Opener: Iron & Wine. Three years after The Head And The Heart opened for Iron & Wine at Boulder Theater, Sam Beam had returned as the opener. Iron & Wine can come in many shapes on the road, sometimes a funky multi-piece band, other times just an upright bass, keys and Sam on guitar, or occasionally just Sam solo. The full house at Red Rocks was lucky enough to get a gorgeous solo performance on Thursday.
It takes an act of Sam Beam’s caliber and a deep well of amazing songs to hold the attention of nearly 10,000 people with just an acoustic guitar. The Austin, TX based Folk star was in high spirits as he joked with the audience and briefly paused mid-song at times for a good chuckle. Even he seemed surprised by how uproarious the audience was at times.
Beam played many of his most well known songs and opened with his cover of “Such Great Heights” played with a completely different cadence than on the Garden State soundtrack that was likely his first introduction to many of members of the audience. The stunning nine-minute, eight verse and chorus-less “The Trapeze Swinger” was one of the high points of the entire evening, with his imagery and biblical references at home in the presence of towering, illuminated red cliffs. The set ended with a transcendent “Flightless Bird, American Mouth.” Sam Beam sang the first two verses a capella, then his gentle falsetto was joined by guitar completing an opening set worthy of a live album.
The Head And The Heart: Seattle’s The Head And The Heart always puts on a high energy, three-part, harmony laden, feel good show. That’s what has taken them from playing Moe’s BBQ in Englewood in 2011 to the historic stage at Red Rocks as the headlining act just three years later.
The crowd erupted with the opening piano on “Cats and Dogs -> Coeur d’Alene,” in what seems to be a tried and true opener many of the ten plus times I’ve seen the band. The nineteen song set covered much of both of their albums with every song feeling remarkably like a hit. Josiah Johnson (vocals, guitar) ran into the crowd in a Matt Berninger-esque moment during “Ghosts,” embracing fans, microphone cable trailing behind. Fans engaged as well and sang at the top of their lungs on “Lost in My Mind,” “Sounds Like Hallelujah,” and “Rivers and Roads.”
While songs from their self-titled album that stood out in terms of crowd energy, songs from last year’s Let’s Be Still left some of the more lasting memories and intimate moments. The slow and meandering “Cruel” was beautiful, if not my favorite song of the night.

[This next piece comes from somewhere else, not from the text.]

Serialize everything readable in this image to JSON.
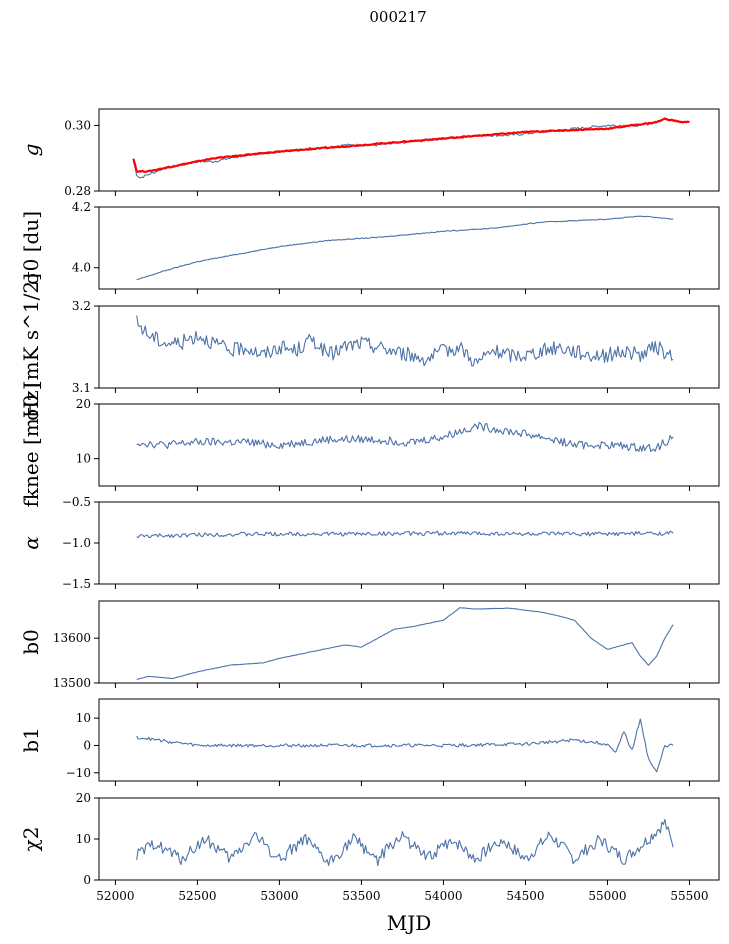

Breaks when Charity Rose Thielen’s beautiful and affected vocal stood alone drew appropriate cheers from the audience on tracks like, “Let’s Be Still” and “Winter Song.”

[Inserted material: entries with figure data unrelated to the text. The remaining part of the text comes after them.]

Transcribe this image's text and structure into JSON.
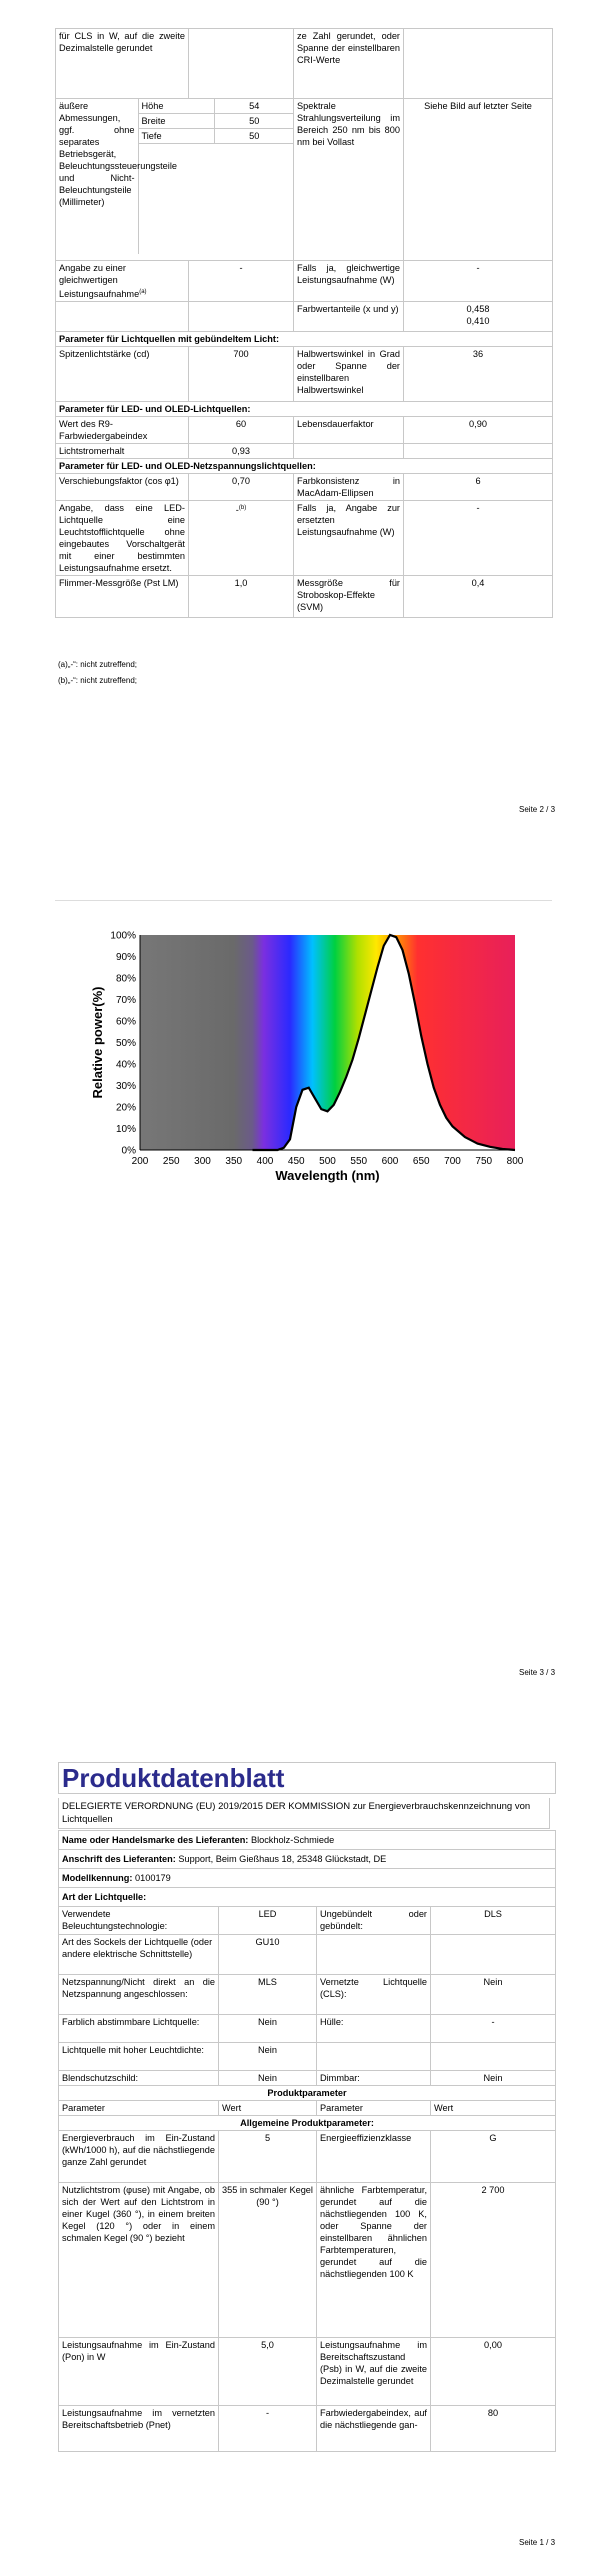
{
  "page2": {
    "rows": [
      {
        "a": "für CLS in W, auf die zweite Dezimalstelle gerundet",
        "b": "",
        "c": "ze Zahl gerundet, oder Spanne der einstellbaren CRI-Werte",
        "d": ""
      },
      {
        "a": "äußere Abmessungen, ggf. ohne separates Betriebsgerät, Beleuchtungssteuerungsteile und Nicht-Beleuchtungsteile (Millimeter)",
        "dims": [
          {
            "label": "Höhe",
            "value": "54"
          },
          {
            "label": "Breite",
            "value": "50"
          },
          {
            "label": "Tiefe",
            "value": "50"
          }
        ],
        "c": "Spektrale Strahlungsverteilung im Bereich 250 nm bis 800 nm bei Vollast",
        "d": "Siehe Bild auf letzter Seite"
      },
      {
        "a": "Angabe zu einer gleichwertigen Leistungsaufnahme",
        "a_sup": "(a)",
        "b": "-",
        "c": "Falls ja, gleichwertige Leistungsaufnahme (W)",
        "d": "-"
      },
      {
        "c": "Farbwertanteile (x und y)",
        "d": "0,458",
        "d2": "0,410"
      }
    ],
    "section_directional": "Parameter für Lichtquellen mit gebündeltem Licht:",
    "directional": {
      "a": "Spitzenlichtstärke (cd)",
      "b": "700",
      "c": "Halbwertswinkel in Grad oder Spanne der einstellbaren Halbwertswinkel",
      "d": "36"
    },
    "section_led": "Parameter für LED- und OLED-Lichtquellen:",
    "led": [
      {
        "a": "Wert des R9-Farbwiedergabeindex",
        "b": "60",
        "c": "Lebensdauerfaktor",
        "d": "0,90"
      },
      {
        "a": "Lichtstromerhalt",
        "b": "0,93",
        "c": "",
        "d": ""
      }
    ],
    "section_mains": "Parameter für LED- und OLED-Netzspannungslichtquellen:",
    "mains": [
      {
        "a": "Verschiebungsfaktor (cos φ1)",
        "b": "0,70",
        "c": "Farbkonsistenz in MacAdam-Ellipsen",
        "d": "6"
      },
      {
        "a": "Angabe, dass eine LED-Lichtquelle eine Leuchtstofflichtquelle ohne eingebautes Vorschaltgerät mit einer bestimmten Leistungsaufnahme ersetzt.",
        "b": "-",
        "b_sup": "(b)",
        "c": "Falls ja, Angabe zur ersetzten Leistungsaufnahme (W)",
        "d": "-"
      },
      {
        "a": "Flimmer-Messgröße (Pst LM)",
        "b": "1,0",
        "c": "Messgröße für Stroboskop-Effekte (SVM)",
        "d": "0,4"
      }
    ],
    "footnotes": [
      "(a)„-“: nicht zutreffend;",
      "(b)„-“: nicht zutreffend;"
    ],
    "page_number": "Seite 2 / 3"
  },
  "chart_data": {
    "type": "line",
    "title": "",
    "xlabel": "Wavelength (nm)",
    "ylabel": "Relative power(%)",
    "xlim": [
      200,
      800
    ],
    "ylim": [
      0,
      100
    ],
    "xticks": [
      "200",
      "250",
      "300",
      "350",
      "400",
      "450",
      "500",
      "550",
      "600",
      "650",
      "700",
      "750",
      "800"
    ],
    "yticks": [
      "0%",
      "10%",
      "20%",
      "30%",
      "40%",
      "50%",
      "60%",
      "70%",
      "80%",
      "90%",
      "100%"
    ],
    "series": [
      {
        "x": [
          380,
          420,
          430,
          440,
          450,
          460,
          470,
          480,
          490,
          500,
          510,
          520,
          530,
          540,
          550,
          560,
          570,
          580,
          590,
          600,
          610,
          620,
          630,
          640,
          650,
          660,
          670,
          680,
          690,
          700,
          720,
          740,
          760,
          780,
          800
        ],
        "y": [
          0,
          0,
          1,
          5,
          20,
          28,
          29,
          24,
          19,
          18,
          21,
          27,
          34,
          42,
          52,
          63,
          74,
          85,
          95,
          100,
          99,
          93,
          82,
          68,
          53,
          40,
          29,
          21,
          15,
          11,
          6,
          3,
          1.5,
          0.5,
          0
        ]
      }
    ],
    "grid": false,
    "page_number": "Seite 3 / 3"
  },
  "page1": {
    "title": "Produktdatenblatt",
    "regulation": "DELEGIERTE VERORDNUNG (EU) 2019/2015 DER KOMMISSION zur Energieverbrauchskennzeichnung von Lichtquellen",
    "supplier_label": "Name oder Handelsmarke des Lieferanten:",
    "supplier": "Blockholz-Schmiede",
    "address_label": "Anschrift des Lieferanten:",
    "address": "Support, Beim Gießhaus 18, 25348 Glückstadt, DE",
    "model_label": "Modellkennung:",
    "model": "0100179",
    "type_section": "Art der Lichtquelle:",
    "type_rows": [
      {
        "a": "Verwendete Beleuchtungstechnologie:",
        "b": "LED",
        "c": "Ungebündelt oder gebündelt:",
        "d": "DLS"
      },
      {
        "a": "Art des Sockels der Lichtquelle (oder andere elektrische Schnittstelle)",
        "b": "GU10",
        "c": "",
        "d": ""
      },
      {
        "a": "Netzspannung/Nicht direkt an die Netzspannung angeschlossen:",
        "b": "MLS",
        "c": "Vernetzte Lichtquelle (CLS):",
        "d": "Nein"
      },
      {
        "a": "Farblich abstimmbare Lichtquelle:",
        "b": "Nein",
        "c": "Hülle:",
        "d": "-"
      },
      {
        "a": "Lichtquelle mit hoher Leuchtdichte:",
        "b": "Nein",
        "c": "",
        "d": ""
      },
      {
        "a": "Blendschutzschild:",
        "b": "Nein",
        "c": "Dimmbar:",
        "d": "Nein"
      }
    ],
    "product_params": "Produktparameter",
    "head": {
      "p": "Parameter",
      "w": "Wert",
      "p2": "Parameter",
      "w2": "Wert"
    },
    "general": "Allgemeine Produktparameter:",
    "param_rows": [
      {
        "a": "Energieverbrauch im Ein-Zustand (kWh/1000 h), auf die nächstliegende ganze Zahl gerundet",
        "b": "5",
        "c": "Energieeffizienzklasse",
        "d": "G"
      },
      {
        "a": "Nutzlichtstrom (φuse) mit Angabe, ob sich der Wert auf den Lichtstrom in einer Kugel (360 °), in einem breiten Kegel (120 °) oder in einem schmalen Kegel (90 °) bezieht",
        "b": "355 in schmaler Kegel (90 °)",
        "c": "ähnliche Farbtemperatur, gerundet auf die nächstliegenden 100 K, oder Spanne der einstellbaren ähnlichen Farbtemperaturen, gerundet auf die nächstliegenden 100 K",
        "d": "2 700"
      },
      {
        "a": "Leistungsaufnahme im Ein-Zustand (Pon) in W",
        "b": "5,0",
        "c": "Leistungsaufnahme im Bereitschaftszustand (Psb) in W, auf die zweite Dezimalstelle gerundet",
        "d": "0,00"
      },
      {
        "a": "Leistungsaufnahme im vernetzten Bereitschaftsbetrieb (Pnet)",
        "b": "-",
        "c": "Farbwiedergabeindex, auf die nächstliegende gan-",
        "d": "80"
      }
    ],
    "page_number": "Seite 1 / 3"
  }
}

The night came to close with Josiah Johnson bringing out girlfriend Carleigh Aikins (Bahamas, Royal Wood) to play one of his unreleased songs called “The Basement.” The kindred musical spirits shared a microphone and a delicate moment before the rest of the band returned for “Springtime” into “Summertime” and ended with a big “Down in the Valley.”
We all poured out in high spirits under a clear, starry Colorado evening. With a little help from the utility company and weather gods, The Head And The Heart left a lasting impression in what was likely their first of many appearances at Red Rocks.